Defendants filed a motion to compel Plaintiff to conduct a forensic examination of its own computer systems or for some other appropriate relief alleging that Plaintiff “failed to produce key documents because of an insufficient litigation hold.” Plaintiff did not issue a written litigation hold. Instead, General Counsel “spoke to the individuals that would have information regarding [the company and products at issue], and asked—requested that those documents not be deleted.” This oral litigation hold was issued “roughly concurrent with the filing of the Complaint” (May 2011) but approximately two months after Plaintiff claimed to have first anticipated litigation (which would trigger the obligation to preserve). Moreover, Plaintiff’s document retention policy resulted in the routine deletion of emails over six months old, while other documents saved to an employee’s hard drive, a shared drive, or to the Plaintiff’s server were preserved “indefinitely” or until the creator chose to delete them.
Plaintiff contended that any relevant documents not produced were "long destroyed" before litigation was contemplated, either as a result of its general retention policy or when the hard drive of its lead designer crashed—at a time before Plaintiff even knew the relevant defendant existed (a premise the court accepted absent evidence to the contrary). Regarding emails, the court acknowledged that the at-issue products entered the market no later than November 2009 and that relevant emails were likely automatically deleted before Plaintiff anticipated litigation.
The court indicated it had “serious concerns” with Plaintiff’s document retention policy and litigation hold process: “Generally not deleting documents, and orally requesting certain employees to preserve relevant documents concurrently with filing a lawsuit, is completely inadequate. It is very risky—to such an extent that it borders on recklessness.” Thus, despite acknowledging that it was unlikely that relevant documents were destroyed as a result of Plaintiff’s policies, the court recognized that there was a two month window between the initial anticipation of litigation and the filing of the complaint (longer if you believed the defendant) where relevant documents stored on an employee’s computer or a server could have been destroyed. Moreover, while there was no way to know for sure if documents were deleted, the court noted that that uncertainly was “caused by Scentsy’s inadequate retention policy coupled with its late and imprecise litigation hold.”
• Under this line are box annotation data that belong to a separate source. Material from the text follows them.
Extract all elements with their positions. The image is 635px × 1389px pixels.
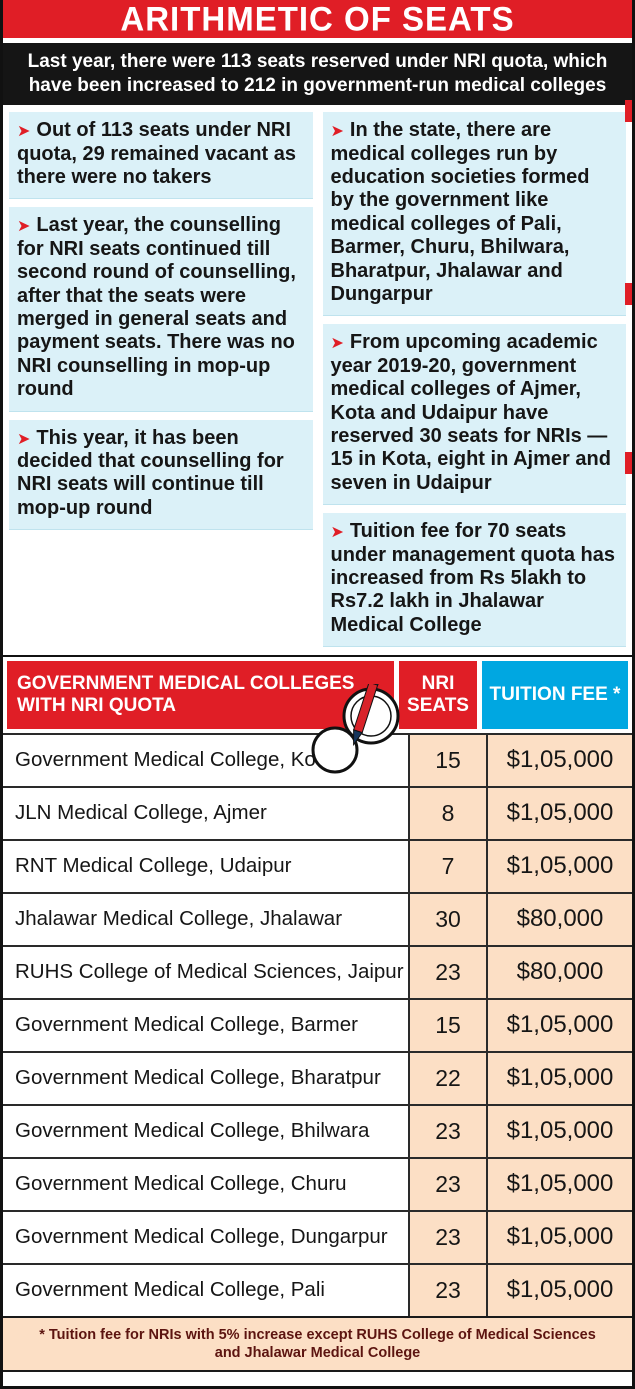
edge-marker — [625, 283, 632, 305]
table-row: RNT Medical College, Udaipur 7 $1,05,000 — [3, 838, 632, 892]
college-name: Government Medical College, Kota — [15, 748, 333, 772]
header-nri-seats: NRI SEATS — [399, 661, 477, 729]
bullet-section: ➤ Out of 113 seats under NRI quota, 29 re… — [3, 105, 632, 656]
bullet-item: ➤ From upcoming academic year 2019-20, go… — [322, 324, 626, 506]
college-name: Government Medical College, Dungarpur — [15, 1225, 388, 1249]
nri-seats-value: 23 — [408, 1211, 488, 1263]
edge-marker — [625, 452, 632, 474]
table-row: JLN Medical College, Ajmer 8 $1,05,000 — [3, 785, 632, 839]
tuition-fee-value: $1,05,000 — [488, 787, 632, 839]
college-name: Government Medical College, Bhilwara — [15, 1119, 370, 1143]
nri-seats-value: 23 — [408, 946, 488, 998]
tuition-fee-value: $1,05,000 — [488, 1105, 632, 1157]
bullet-arrow-icon: ➤ — [17, 430, 31, 448]
table-body: Government Medical College, Kota 15 $1,0… — [3, 732, 632, 1316]
bullet-text: This year, it has been decided that coun… — [17, 426, 284, 519]
college-name: Government Medical College, Barmer — [15, 1013, 358, 1037]
college-name: JLN Medical College, Ajmer — [15, 801, 267, 825]
table-row: Government Medical College, Bhilwara 23 … — [3, 1103, 632, 1157]
bullet-arrow-icon: ➤ — [17, 123, 31, 141]
subtitle-bar: Last year, there were 113 seats reserved… — [3, 41, 632, 106]
bullet-item: ➤ Last year, the counselling for NRI seat… — [9, 207, 313, 412]
edge-marker — [625, 100, 632, 122]
footnote: * Tuition fee for NRIs with 5% increase … — [3, 1315, 632, 1372]
table-row: Jhalawar Medical College, Jhalawar 30 $8… — [3, 891, 632, 945]
nri-seats-value: 8 — [408, 787, 488, 839]
tuition-fee-value: $80,000 — [488, 893, 632, 945]
bullet-item: ➤ In the state, there are medical college… — [322, 112, 626, 317]
college-name: Government Medical College, Bharatpur — [15, 1066, 381, 1090]
nri-seats-value: 15 — [408, 734, 488, 786]
header-college: GOVERNMENT MEDICAL COLLEGES WITH NRI QUO… — [7, 661, 394, 729]
bullet-text: Tuition fee for 70 seats under managemen… — [330, 520, 616, 636]
bullet-text: In the state, there are medical colleges… — [330, 119, 590, 305]
nri-seats-value: 23 — [408, 1105, 488, 1157]
bottom-strip — [3, 1372, 632, 1386]
college-name: RNT Medical College, Udaipur — [15, 854, 292, 878]
bullet-column-right: ➤ In the state, there are medical college… — [322, 112, 626, 648]
tuition-fee-value: $1,05,000 — [488, 999, 632, 1051]
bullet-text: Last year, the counselling for NRI seats… — [17, 214, 296, 401]
bullet-arrow-icon: ➤ — [330, 524, 344, 542]
nri-seats-value: 22 — [408, 1052, 488, 1104]
bullet-text: From upcoming academic year 2019-20, gov… — [330, 331, 611, 494]
tuition-fee-value: $1,05,000 — [488, 1052, 632, 1104]
bullet-column-left: ➤ Out of 113 seats under NRI quota, 29 re… — [9, 112, 313, 647]
bullet-item: ➤ Tuition fee for 70 seats under manageme… — [322, 513, 626, 648]
tuition-fee-value: $1,05,000 — [488, 1211, 632, 1263]
title-band: ARITHMETIC OF SEATS — [3, 0, 632, 38]
bullet-item: ➤ Out of 113 seats under NRI quota, 29 re… — [9, 112, 313, 200]
nri-seats-value: 15 — [408, 999, 488, 1051]
nri-seats-value: 23 — [408, 1158, 488, 1210]
nri-seats-value: 30 — [408, 893, 488, 945]
bullet-arrow-icon: ➤ — [330, 123, 344, 141]
bullet-item: ➤ This year, it has been decided that cou… — [9, 419, 313, 531]
college-name: Government Medical College, Pali — [15, 1278, 325, 1302]
nri-seats-value: 7 — [408, 840, 488, 892]
nri-seats-value: 23 — [408, 1264, 488, 1316]
tuition-fee-value: $1,05,000 — [488, 1158, 632, 1210]
table-header: GOVERNMENT MEDICAL COLLEGES WITH NRI QUO… — [3, 655, 632, 733]
tuition-fee-value: $1,05,000 — [488, 734, 632, 786]
tuition-fee-value: $1,05,000 — [488, 840, 632, 892]
table-row: Government Medical College, Churu 23 $1,… — [3, 1156, 632, 1210]
table-row: Government Medical College, Barmer 15 $1… — [3, 997, 632, 1051]
bullet-text: Out of 113 seats under NRI quota, 29 rem… — [17, 119, 297, 189]
table-row: Government Medical College, Dungarpur 23… — [3, 1209, 632, 1263]
bullet-arrow-icon: ➤ — [330, 335, 344, 353]
table-row: Government Medical College, Kota 15 $1,0… — [3, 732, 632, 786]
tuition-fee-value: $1,05,000 — [488, 1264, 632, 1316]
table-row: Government Medical College, Bharatpur 22… — [3, 1050, 632, 1104]
table-row: RUHS College of Medical Sciences, Jaipur… — [3, 944, 632, 998]
college-name: Jhalawar Medical College, Jhalawar — [15, 907, 343, 931]
page-title: ARITHMETIC OF SEATS — [120, 0, 515, 38]
table-row: Government Medical College, Pali 23 $1,0… — [3, 1262, 632, 1316]
college-name: Government Medical College, Churu — [15, 1172, 347, 1196]
tuition-fee-value: $80,000 — [488, 946, 632, 998]
college-name: RUHS College of Medical Sciences, Jaipur — [15, 960, 404, 984]
bullet-arrow-icon: ➤ — [17, 218, 31, 236]
header-tuition-fee: TUITION FEE * — [482, 661, 628, 729]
Thus, noting that the remedy for Plaintiff’s “inadequate policies” was difficult to craft, and that forensic examination could be both time-consuming and costly and would be an undue burden under the circumstances presented, the court ordered that a defendant would be allowed to depose “appropriate individuals” to determine whether relevant information was destroyed, with Plaintiff to bear the costs. Moreover, the court indicated its willingness to consider more serious sanctions if spoliation was revealed.
Addressing Plaintiff’s litigation hold and document retention policies specifically, the court indicated that the policies were “clearly unacceptable” and went on to caution Plaintiff against continued reliance upon them:
Spoliation is a serious matter, and Scentsy’s document retention and litigation hold policies are clearly unacceptable. The Court assumes that Scentsy will improve those policies in any future litigation. The failure to do so may result in this or some other court finding that Scentsy’s failure to act, in the face of the warnings given in this decision, constitutes the kind of willfulness or recklessness which may result in serious repercussions.